Sur les frais de l’instance :
Il y a lieu de mettre à la charge de l’Etat la somme de 1 500 euros à verser à Mme B… sur le fondement de l’article L. 761-1 du code de justice administrative.
D E C I D E :
Article 1er : L’arrêté du 8 juin 2022 pris par la rectrice de l’académie de La Réunion est annulé en tant qu’il prévoit l’autorisation de reprise de fonctions de Mme B… à compter du 25 janvier 2022.
Article 2 : L’Etat versera la somme de 1 500 euros à Mme B… sur le fondement de l’article L. 761-1 du code de justice administrative.
Article 3 : Le surplus des conclusions de la requête est rejeté.
Article 4 : Le présent jugement sera notifié à Mme C… B… et au recteur de l’académie de La Réunion.

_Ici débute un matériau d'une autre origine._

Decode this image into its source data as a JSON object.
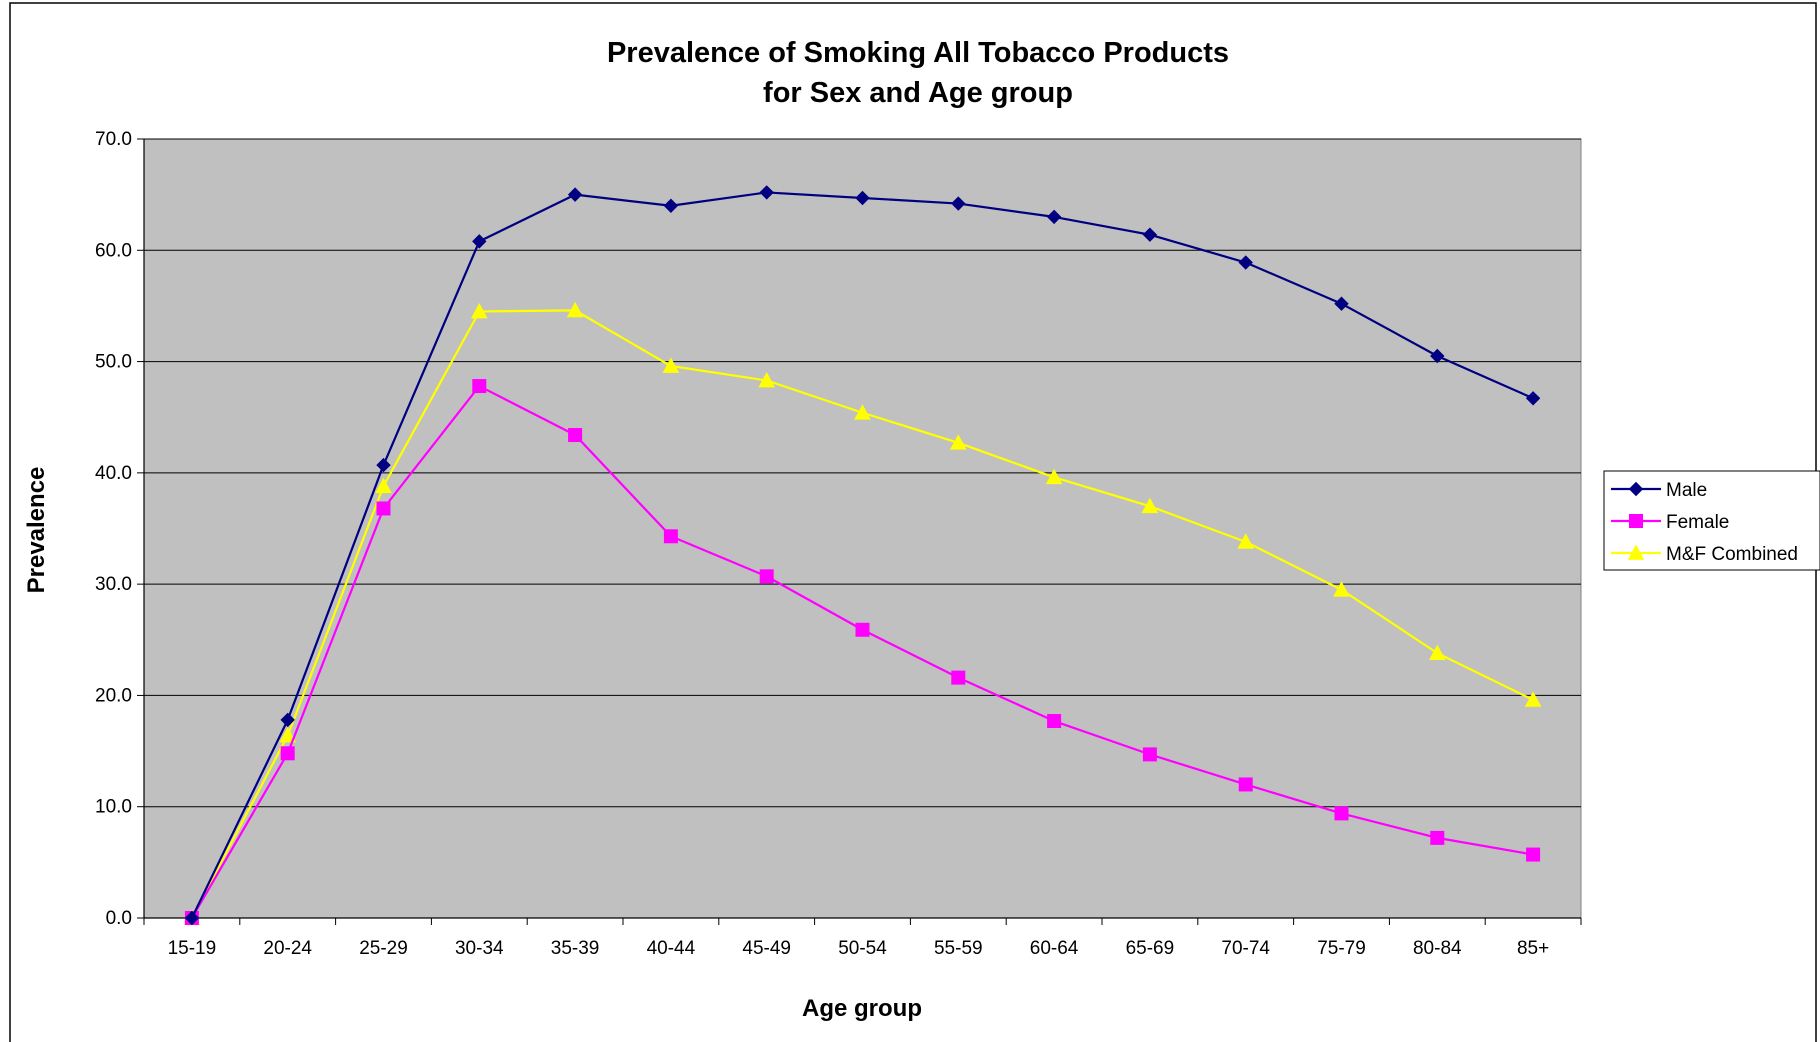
{
  "chart_data": {
    "type": "line",
    "title_lines": [
      "Prevalence of Smoking All Tobacco Products",
      "for Sex and Age group"
    ],
    "xlabel": "Age group",
    "ylabel": "Prevalence",
    "ylim": [
      0,
      70
    ],
    "y_ticks": [
      "0.0",
      "10.0",
      "20.0",
      "30.0",
      "40.0",
      "50.0",
      "60.0",
      "70.0"
    ],
    "grid": "horizontal",
    "legend_position": "right",
    "plot_background": "#c0c0c0",
    "categories": [
      "15-19",
      "20-24",
      "25-29",
      "30-34",
      "35-39",
      "40-44",
      "45-49",
      "50-54",
      "55-59",
      "60-64",
      "65-69",
      "70-74",
      "75-79",
      "80-84",
      "85+"
    ],
    "series": [
      {
        "name": "Male",
        "color": "#000080",
        "marker": "diamond",
        "values": [
          0.0,
          17.8,
          40.7,
          60.8,
          65.0,
          64.0,
          65.2,
          64.7,
          64.2,
          63.0,
          61.4,
          58.9,
          55.2,
          50.5,
          46.7
        ]
      },
      {
        "name": "Female",
        "color": "#ff00ff",
        "marker": "square",
        "values": [
          0.0,
          14.8,
          36.8,
          47.8,
          43.4,
          34.3,
          30.7,
          25.9,
          21.6,
          17.7,
          14.7,
          12.0,
          9.4,
          7.2,
          5.7
        ]
      },
      {
        "name": "M&F Combined",
        "color": "#ffff00",
        "marker": "triangle",
        "values": [
          0.0,
          16.4,
          38.8,
          54.5,
          54.6,
          49.6,
          48.3,
          45.4,
          42.7,
          39.6,
          37.0,
          33.8,
          29.5,
          23.8,
          19.6
        ]
      }
    ]
  }
}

Délibéré après l’audience du 12 novembre 2025, à laquelle siégeaient :
Mme Khater, présidente,
M. Jégard, premier conseiller,
Mme Lebon, conseillère.
Rendu public par mise à disposition au greffe du tribunal le 3 décembre 2025.
La rapporteure,
L. LEBON
La présidente,
A. KHATER
La greffière,
E. POINAMBALOM
La République mande et ordonne à la ministre de l’éducation en ce qui la concerne ou à tous commissaires de justice à ce requis en ce qui concerne les voies de droit commun, contre les parties privées, de pourvoir à l’exécution de la présente décision.